Tree Traversal Level Order BFS in DSA Javascript - Time & Space Complexity
We want to understand how the time needed to visit all nodes in a tree grows as the tree gets bigger.
How does the number of steps change when the tree has more nodes?
Analyze the time complexity of the following code snippet.
function levelOrderBFS(root) {
if (!root) return [];
const queue = [root];
const result = [];
while (queue.length > 0) {
const node = queue.shift();
result.push(node.val);
if (node.left) queue.push(node.left);
if (node.right) queue.push(node.right);
}
return result;
}
This code visits every node in a binary tree level by level, from left to right.
Identify the loops, recursion, array traversals that repeat.
- Primary operation: The while loop that removes nodes from the queue and adds their children.
- How many times: Once for each node in the tree, because each node is added and removed exactly once.
As the number of nodes grows, the steps to visit them all grow in the same way.

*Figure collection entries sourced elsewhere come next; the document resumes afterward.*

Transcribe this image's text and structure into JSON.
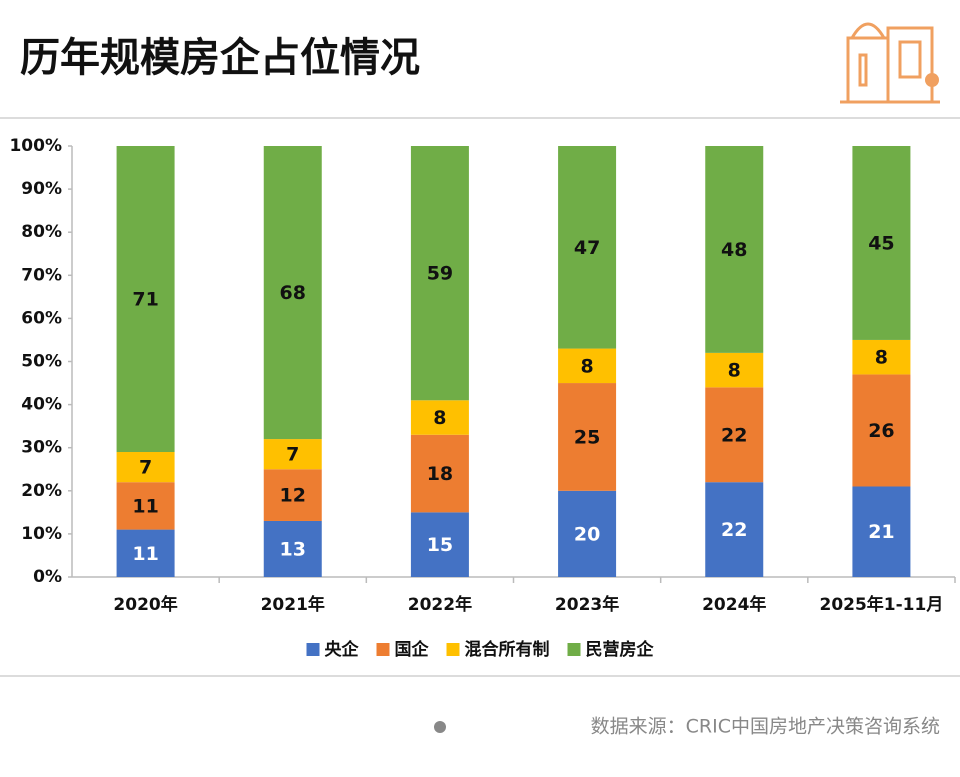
{
  "title": "历年规模房企占位情况",
  "source": "数据来源：CRIC中国房地产决策咨询系统",
  "chart_data": {
    "type": "stacked_bar",
    "categories": [
      "2020年",
      "2021年",
      "2022年",
      "2023年",
      "2024年",
      "2025年1-11月"
    ],
    "series": [
      {
        "name": "央企",
        "color": "#4472c4",
        "values": [
          11,
          13,
          15,
          20,
          22,
          21
        ]
      },
      {
        "name": "国企",
        "color": "#ed7d31",
        "values": [
          11,
          12,
          18,
          25,
          22,
          26
        ]
      },
      {
        "name": "混合所有制",
        "color": "#ffc000",
        "values": [
          7,
          7,
          8,
          8,
          8,
          8
        ]
      },
      {
        "name": "民营房企",
        "color": "#70ad47",
        "values": [
          71,
          68,
          59,
          47,
          48,
          45
        ]
      }
    ],
    "ylim": [
      0,
      100
    ],
    "yticks": [
      {
        "value": 0,
        "label": "0%"
      },
      {
        "value": 10,
        "label": "10%"
      },
      {
        "value": 20,
        "label": "20%"
      },
      {
        "value": 30,
        "label": "30%"
      },
      {
        "value": 40,
        "label": "40%"
      },
      {
        "value": 50,
        "label": "50%"
      },
      {
        "value": 60,
        "label": "60%"
      },
      {
        "value": 70,
        "label": "70%"
      },
      {
        "value": 80,
        "label": "80%"
      },
      {
        "value": 90,
        "label": "90%"
      },
      {
        "value": 100,
        "label": "100%"
      }
    ],
    "legend": "bottom"
  }
}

| Input Size (n) | Approx. Operations |
|---|---|
| 10 | About 10 visits and queue operations |
| 100 | About 100 visits and queue operations |
| 1000 | About 1000 visits and queue operations |
Pattern observation: The number of steps grows directly with the number of nodes.
Time Complexity: O(n)
This means the time to complete grows linearly with the number of nodes in the tree.
[X] Wrong: "Because of the nested if statements, the time complexity is more than linear."
[OK] Correct: Each node is still visited only once, and the if checks are simple conditions, so they do not multiply the total steps.
Understanding level order traversal helps you work with trees in many real problems, showing you can handle data step-by-step in a clear order.
"What if we used a recursive approach instead of a queue? How would the time complexity change?"